Q: What is the craziest Joe Nuxhall story that you can tell? — MO, Murrayville, Ga.

A: My favorites are not printable in a family publication. One I do like is that Nuxhall loved deviled eggs, as did his manager, Fred Hutchinson. They were always in the clubhouse after games. One night when Nuxy was knocked out of a game early he went into the clubhouse and ate a dozen deviled eggs, all of them. When Hutchinson came in and saw the empty dish he was incensed. He immediately imposed a new rule: No eating by players until AFTER the game.


QUESTION OF THE WEEK

Q: How much longer can the Reds afford to keep Turner Ward as hitting coach when it seems he has been a total failure? — JIM, Dayton.

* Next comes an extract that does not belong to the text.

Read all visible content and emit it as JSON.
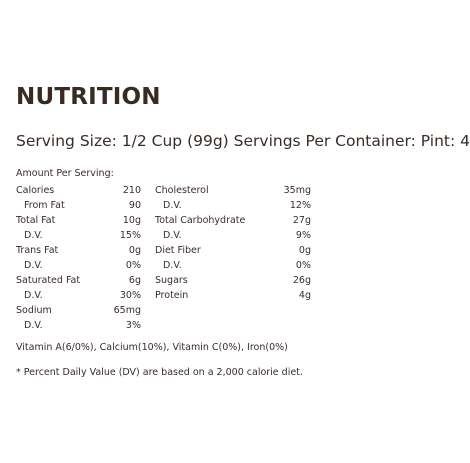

A: I checked the statistical sheet and couldn’t find Ward’s batting average or a single at bat. Where does he bat in the order? A hitting coach can only advise and suggest, he can’t lug the bat up to home plate for the hitter. Has he been a failure with Jose Iglesias or Eugenio Suarez? Hey, maybe he is so busy with Joey Votto that he has no time for anybody else? When a team begins blaming a hitting coach for its problems that team probably is in last place. Yeah, I know.